Storm Ulysses was an extratropical cyclone that affected the British Isles in 1903. Modern assessments indicate winds gusted in excess of 100 mph. Significant effects were seen in Dublin, Ireland, where up to 25% of houses were damaged and 3,000 trees uprooted. In England the wind derailed a train in Cumbria, injuring 37 people, and damaged Morecambe's West End Pier. A number of ships were wrecked and perhaps 30 lives lost.

== Origin ==
The period from 18 February 1903 saw several depressions moving close by the western coast of Ireland, from the Atlantic. Storm Ulysses had its origin in a belt of high pressure arising from a warm anticyclone centred over the eastern United States. This sent a succession of cyclone centres across the Atlantic which coalesced as a cyclone north of Iceland. This was estimated by Hubert Lamb and Knud Frydendahl in 1991, to have a low-pressure centre of 940 millibars. The Iceland cyclone drew cold air from the Arctic and led to the intensification of existing cyclone features into Storm Ulysses.

== Effects ==
Storm Ulysses first affected Ireland on 26 February 1903, with winds reaching hurricane speeds (33–42 m/s). An anemometer at Dun Laoghaire measured winds of 42.9 m/s between 4:00 am and 4:30 am on 27 February, though later analysis by Met Éireann has downgraded this to around 31 m/s. As many as 25% of houses in Dublin suffered damage, particularly to windows, roofs and chimneys. Some 4,000 trees were uprooted in Kilkenny, 2,000 in Birr and 3,000 elms in Phoenix Park, Dublin. Farmers' hayricks were destroyed and some cattle killed.

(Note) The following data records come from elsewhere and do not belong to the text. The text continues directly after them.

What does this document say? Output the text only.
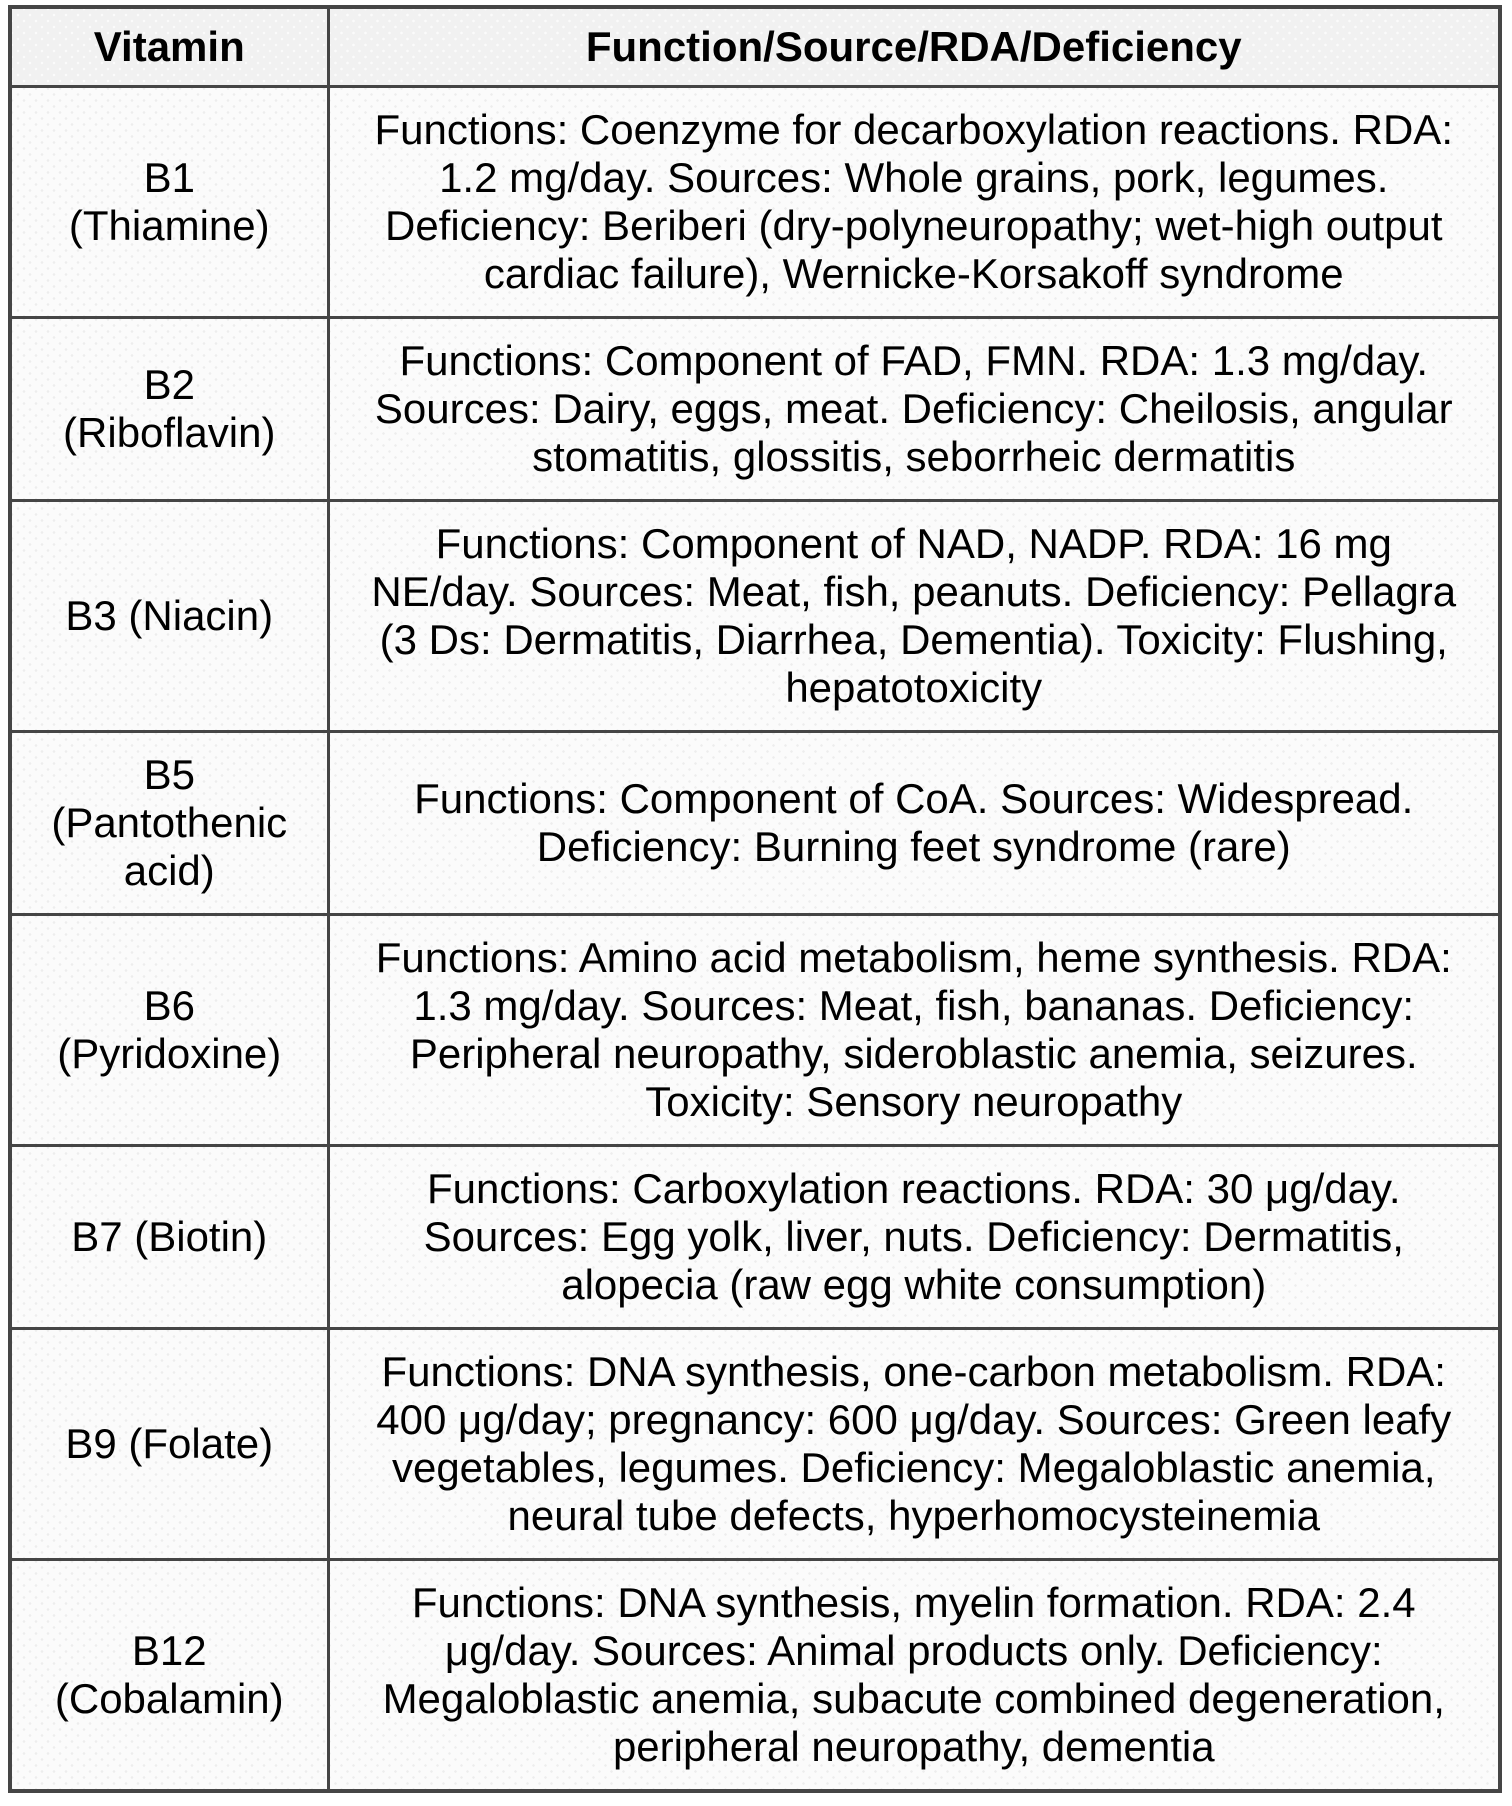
Vitamin	Function/Source/RDA/Deficiency
B1 (Thiamine)	Functions: Coenzyme for decarboxylation reactions. RDA: 1.2 mg/day. Sources: Whole grains, pork, legumes. Deficiency: Beriberi (dry-polyneuropathy; wet-high output cardiac failure), Wernicke-Korsakoff syndrome
B2 (Riboflavin)	Functions: Component of FAD, FMN. RDA: 1.3 mg/day. Sources: Dairy, eggs, meat. Deficiency: Cheilosis, angular stomatitis, glossitis, seborrheic dermatitis
B3 (Niacin)	Functions: Component of NAD, NADP. RDA: 16 mg NE/day. Sources: Meat, fish, peanuts. Deficiency: Pellagra (3 Ds: Dermatitis, Diarrhea, Dementia). Toxicity: Flushing, hepatotoxicity
B5 (Pantothenic acid)	Functions: Component of CoA. Sources: Widespread. Deficiency: Burning feet syndrome (rare)
B6 (Pyridoxine)	Functions: Amino acid metabolism, heme synthesis. RDA: 1.3 mg/day. Sources: Meat, fish, bananas. Deficiency: Peripheral neuropathy, sideroblastic anemia, seizures. Toxicity: Sensory neuropathy
B7 (Biotin)	Functions: Carboxylation reactions. RDA: 30 μg/day. Sources: Egg yolk, liver, nuts. Deficiency: Dermatitis, alopecia (raw egg white consumption)
B9 (Folate)	Functions: DNA synthesis, one-carbon metabolism. RDA: 400 μg/day; pregnancy: 600 μg/day. Sources: Green leafy vegetables, legumes. Deficiency: Megaloblastic anemia, neural tube defects, hyperhomocysteinemia
B12 (Cobalamin)	Functions: DNA synthesis, myelin formation. RDA: 2.4 μg/day. Sources: Animal products only. Deficiency: Megaloblastic anemia, subacute combined degeneration, peripheral neuropathy, dementia
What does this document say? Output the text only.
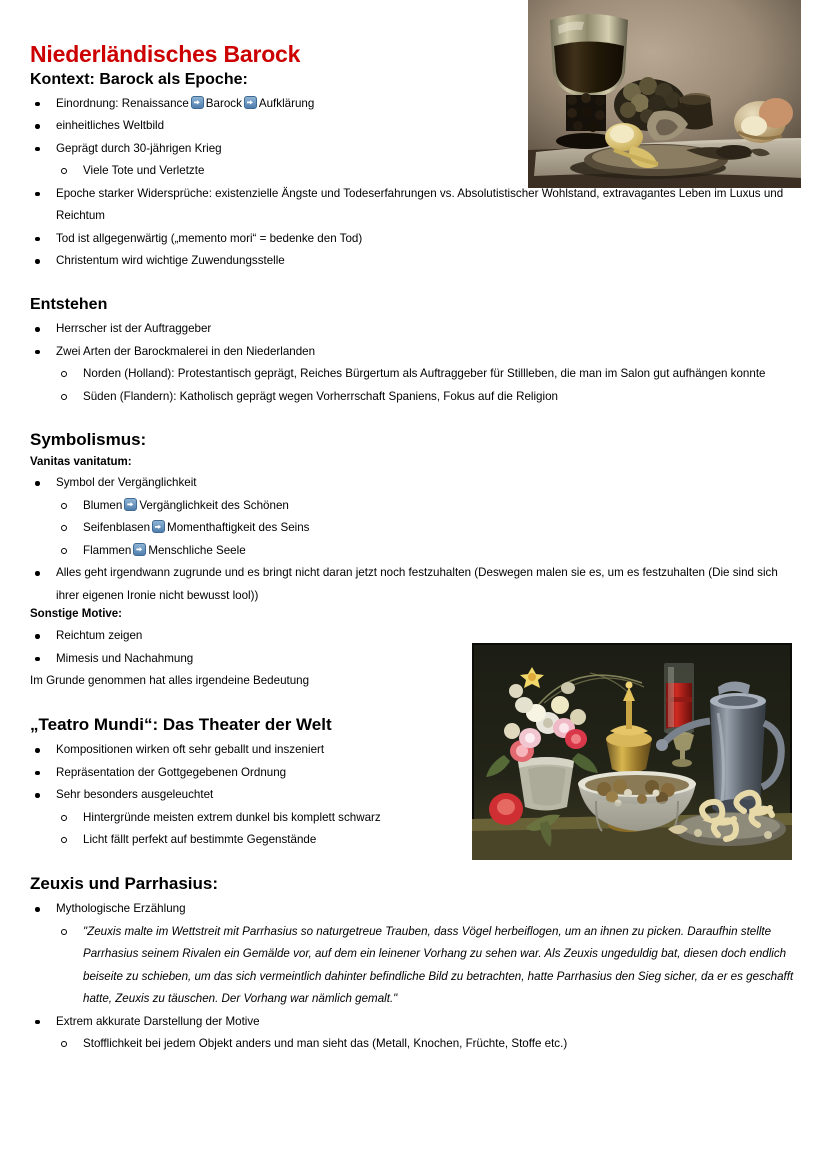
Niederländisches Barock
Kontext: Barock als Epoche:
Einordnung: Renaissance Barock Aufklärung
einheitliches Weltbild
Geprägt durch 30-jährigen Krieg
Viele Tote und Verletzte
Epoche starker Widersprüche: existenzielle Ängste und Todeserfahrungen vs. Absolutistischer Wohlstand, extravagantes Leben im Luxus und Reichtum
Tod ist allgegenwärtig („memento mori“ = bedenke den Tod)
Christentum wird wichtige Zuwendungsstelle
Entstehen
Herrscher ist der Auftraggeber
Zwei Arten der Barockmalerei in den Niederlanden
Norden (Holland): Protestantisch geprägt, Reiches Bürgertum als Auftraggeber für Stillleben, die man im Salon gut aufhängen konnte
Süden (Flandern): Katholisch geprägt wegen Vorherrschaft Spaniens, Fokus auf die Religion
Symbolismus:
Vanitas vanitatum:
Symbol der Vergänglichkeit
Blumen Vergänglichkeit des Schönen
Seifenblasen Momenthaftigkeit des Seins
Flammen Menschliche Seele
Alles geht irgendwann zugrunde und es bringt nicht daran jetzt noch festzuhalten (Deswegen malen sie es, um es festzuhalten (Die sind sich ihrer eigenen Ironie nicht bewusst lool))
Sonstige Motive:
Reichtum zeigen
Mimesis und Nachahmung
Im Grunde genommen hat alles irgendeine Bedeutung
„Teatro Mundi“: Das Theater der Welt
Kompositionen wirken oft sehr geballt und inszeniert
Repräsentation der Gottgegebenen Ordnung
Sehr besonders ausgeleuchtet
Hintergründe meisten extrem dunkel bis komplett schwarz
Licht fällt perfekt auf bestimmte Gegenstände
Zeuxis und Parrhasius:
Mythologische Erzählung
"Zeuxis malte im Wettstreit mit Parrhasius so naturgetreue Trauben, dass Vögel herbeiflogen, um an ihnen zu picken. Daraufhin stellte Parrhasius seinem Rivalen ein Gemälde vor, auf dem ein leinener Vorhang zu sehen war. Als Zeuxis ungeduldig bat, diesen doch endlich beiseite zu schieben, um das sich vermeintlich dahinter befindliche Bild zu betrachten, hatte Parrhasius den Sieg sicher, da er es geschafft hatte, Zeuxis zu täuschen. Der Vorhang war nämlich gemalt."
Extrem akkurate Darstellung der Motive
Stofflichkeit bei jedem Objekt anders und man sieht das (Metall, Knochen, Früchte, Stoffe etc.)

The storm continued into Northern England and Scotland into 27 February. Wind speeds of 59 knot were measured at Southport, Lancashire, gusting up to 80 knot. The Furness Railway's harbour master at Barrow-in-Furness, Cumbia, recorded a steady wind of 100 mph from 4:30 am until 8:00 am with gusts up to 120 mph. At Leven Viaduct near Ulverston, Cumbria, the 10-car passenger and mail train from Carnforth to Barrow-in-Furness was overturned by winds at around 5:30 am after having been halted by damage caused by fallen telegraph cables. The train fell onto an adjacent line, narrowly avoiding falling from the bridge. Thirty-four passengers were injured, one seriously, as well as two railway guards (one seriously) and a Post Office clerk.

It caused several shipwrecks, with the Royal National Lifeboat Institution carrying out at least 10 significant rescue operations. The storm also caused some instances of flooding. In Morecambe, Lancashire, the West End Pier received significant damage and was breached in two places. The storm may have led to more than 30 deaths on land and at sea. The storm passed over Ben Nevis where measurements were taken by a team of resident weathermen. Reporting of the storm was hampered by damage it caused to the telegraph network. The storm passed on to Denmark where strong westerly winds were felt.

==Legacy ==
The storm later received its name from its appearance in James Joyce's 1922 novel Ulysses, which is set in Dublin in 1904. In the novel the character J. J. O'Molloy recounts that "Lady Dudley was walking home through the park to see all the trees that were blown down by that cyclone last year and thought she'd buy a view of Dublin". The damage was comparable to that seen in the Great storm of 1987, the 1990 Burns' Day Storm and the Boxing Day Storm of 1998. In County Kerry it was regarded as the worst storm in memory, in central Ireland as the worst since the 1839 Night of the Big Wind and on the Isle of Man as unprecedented in violence.

== Modern reassessment ==
Digitisation of contemporary records in the late 2010s allowed the Met Office to reassess its modelling of the storm. A 2023 review of the data, following additional digitisation of weather records from across the British Isles, led Professor Ed Hawkins of the University of Reading and the National Centre for Atmospheric Science to conclude "it is likely that the winds were stronger in some locations than anything in the modern period 1950–2015".

The new model includes revision of the low pressure over Eastern Scotland from 967 millibars to 962. The modelling shows the winds at Leven would have exceeded 40 m/s, with gusts in some areas exceeding 100 mph. The new model places the storm as one of the four strongest wind events on record in the British Isles.